Young trees have a slender delicate pendant appearance of twigs and foliage more typical of the willow than of oak; but in time they become more rugged, although the branching and foliage are always more delicate than is usual with oaks. The tree attains a height of eighty feet and a diameter up to four feet, but usually is about half of this. It is clothed in a smooth, brown bark, ridged only in older trees. The leaves are about five inches long and narrow in proportion, are of shiny, leathery texture, dark above and pale below. The acorns are on short stalks, solitary or in pairs, and ripen in two years, are short and rounded and in shallow cups.
The weight of willow oak is approximately the same as white oak. It is slightly stronger but less elastic. Its annual rings contain broad bands of small open ducts parallel to the thin, dark, medullary rays. The wood is reddish-brown in color, the thick sapwood darker brown. The fuel value is rated the same as white oak, but the wood contains more ash.
Willow oak is much used in the South, but usually under the name red oak.

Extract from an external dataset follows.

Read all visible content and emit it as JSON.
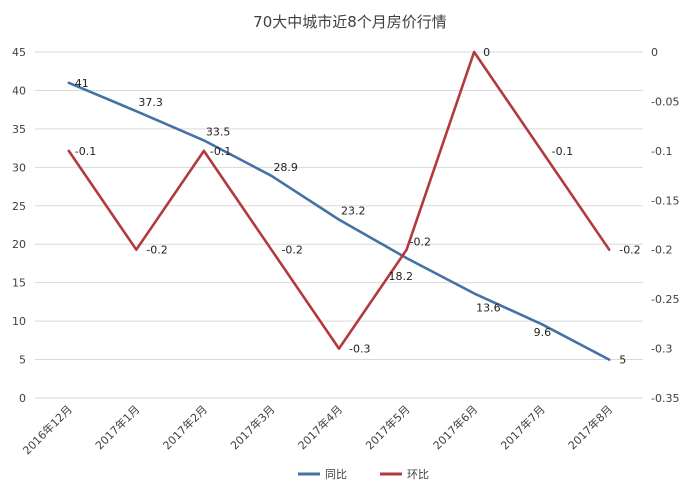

Lumbermen seldom speak of it as willow oak. The species is as highly developed in Louisiana as anywhere else, and the uses found for the wood in that state will probably be found for it wherever the tree grows in commercial quantities. A report on the manufacture of wooden commodities in Louisiana, published in 1912, listed the following uses for willow oak: Agricultural implements, balustrades, bar tops, bedsteads, bottoms for wagon beds, bridge approaches and floors, chairs, church pews, cot frames, doors, floors, frames, interior finish, molding, newel posts, pulpits, railing, screens, slack cooperage, stairwork, store fixtures, wagon axles, and other vehicle parts.
These uses coincide nearly with those of red oak, and indicate the important position occupied by willow oak in the country’s industries. Those who handle the wood complain that its seasoning qualities are poor, and that care is necessary to bring satisfactory results. It works nicely and stands well after the seasoning is accomplished.
Willow oak grows rapidly. It is doubtful if any oak in this country surpasses it. It wants damp, rich soil and a warm climate, to do its best. Some of the bottom lands in the lower Mississippi valley have produced splendid stands of willow oak, the trunks being tall and clear of limbs, and the wood sound.
The willow oak is much planted for ornamental purposes in the southern states. It manages to keep alive when planted as far north as Massachusetts, but the grace of its form is not fully developed much north of the Potomac river. It is a common street tree in the South, and its airy foliage forms a pleasing contrast with the heavy, dark-green of the magnolia.